A Sustainable Development and Employment Pact and an ECB that works for people and the planet are among the proposals for a post-pandemic Europe the Left group in the European Parliament is presenting today.
Titled ‘Solidarity is the Cure’, the plan recognises the unprecedented nature of the health, economic and social crisis facing the EU today while taking stock of the mistakes committed during the 2008 financial crisis to offer a progressive vision for Europe where people & planet come before profit and greed.
The Left calls for the recovery to be funded through increased taxation of large corporations and wealthy individuals, and a Financial Transaction Tax, as alternatives to forcing working people to pay for crises.
The green transition must be a means for recovery, the document contends, calling for carbon neutrality to be moved forward to 2040. Given the magnitude of the current health crisis and the possibility of future recurrences, Left MEPs call for EU support for requisitioning health facilities and production sites for rapid mobilisation of care and supplies.
Decrying the way frontline workers have been treated in this crisis, Co-President Manon Aubry called for an urgent reassessment of how their labour is recognised:
“The pandemic has laid bare the disastrous consequences of austerity in our public services, especially in the health sector. It has revealed the catastrophic impact of free trade and the loss of our industrial sovereignty as we’re seeing in the pharmaceutical sector. And it demonstrates the total absence of coordination and solidarity between member states.
“Health must come before profit: we need massive investment in the development of our health and social care systems to give its workers, mostly low-paid women, the social and financial recognition they deserve. The people must not be made to pay for the crisis. ‘Frugal’ member states need to accept the mutualisation of costs: the ECB has a key part to play, cancelling debts, and acting as a lender of last resort.

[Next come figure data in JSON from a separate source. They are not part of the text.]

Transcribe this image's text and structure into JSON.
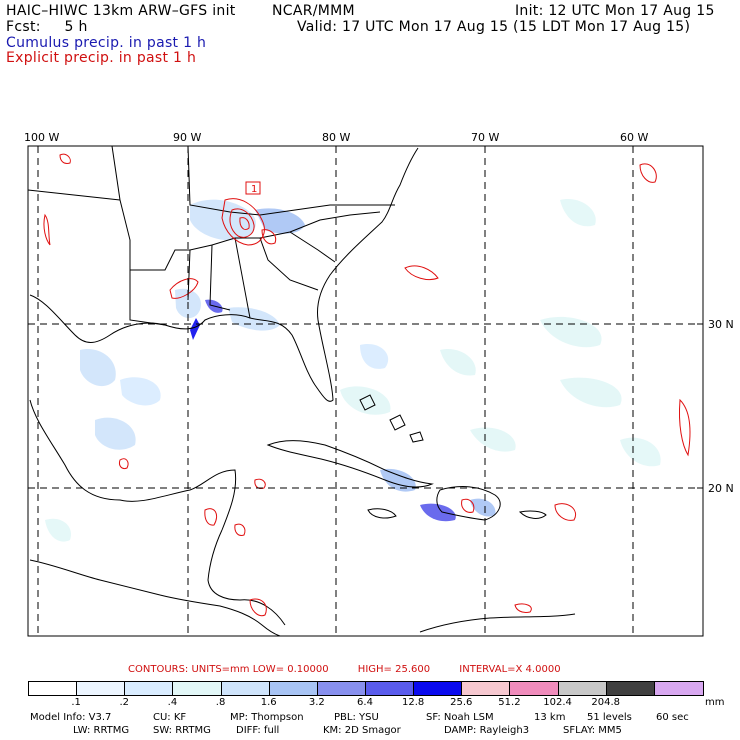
{
  "header": {
    "model_title": "HAIC–HIWC 13km ARW–GFS init",
    "org": "NCAR/MMM",
    "init": "Init: 12 UTC Mon 17 Aug 15",
    "fcst": "Fcst:     5 h",
    "valid": "Valid: 17 UTC Mon 17 Aug 15 (15 LDT Mon 17 Aug 15)",
    "cumulus": "Cumulus precip. in past 1 h",
    "explicit": "Explicit precip. in past 1 h"
  },
  "map": {
    "lon_labels": [
      "100 W",
      "90 W",
      "80 W",
      "70 W",
      "60 W"
    ],
    "lat_labels": [
      "30 N",
      "20 N"
    ],
    "small_contour_label": "1"
  },
  "contours": {
    "label": "CONTOURS:  UNITS=mm  LOW= 0.10000",
    "high": "HIGH=  25.600",
    "interval": "INTERVAL=X  4.0000"
  },
  "colorbar": {
    "colors": [
      "#ffffff",
      "#ecf5ff",
      "#d9ecff",
      "#e2f7f7",
      "#cfe4fb",
      "#a8c4f4",
      "#8890ee",
      "#5a5cec",
      "#0a0aee",
      "#f6c8d0",
      "#f08cbc",
      "#c8c8c8",
      "#404040",
      "#d8a8f0"
    ],
    "labels": [
      ".1",
      ".2",
      ".4",
      ".8",
      "1.6",
      "3.2",
      "6.4",
      "12.8",
      "25.6",
      "51.2",
      "102.4",
      "204.8"
    ],
    "unit": "mm"
  },
  "footer": {
    "line1": [
      "Model Info: V3.7",
      "CU: KF",
      "MP: Thompson",
      "PBL: YSU",
      "SF: Noah LSM",
      "13 km",
      "51 levels",
      "60 sec"
    ],
    "line2": [
      "LW: RRTMG",
      "SW: RRTMG",
      "DIFF: full",
      "KM: 2D Smagor",
      "DAMP: Rayleigh3",
      "SFLAY: MM5"
    ]
  }
}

“The EU must immediately stop all negotiations on free trade agreements and plan the relocation of key industrial sectors to protect citizens from the domino effect of another collapse of the global supply chain.”
For Co-President Martin Schirdewan this is a seminal opportunity to reimagine a more socially and ecologically just Europe, with solidarity as its backbone:
“The decisions we make at this critical moment will determine the nature of the world we live in for decades to come. Do we allow a return to the policies of the past that have impoverished and disenfranchised people, and devastated public services and communities? Do we use public funds to prop up corporations and banks and allow them to continue exploitative practices?
“Or, instead, do we turn away from the failures of the past and build a better society based on meeting the needs of all, saving the climate and ending inequality? The Left is putting forward concrete proposals that outline how we can reach these goals, and what we need to do to get there.”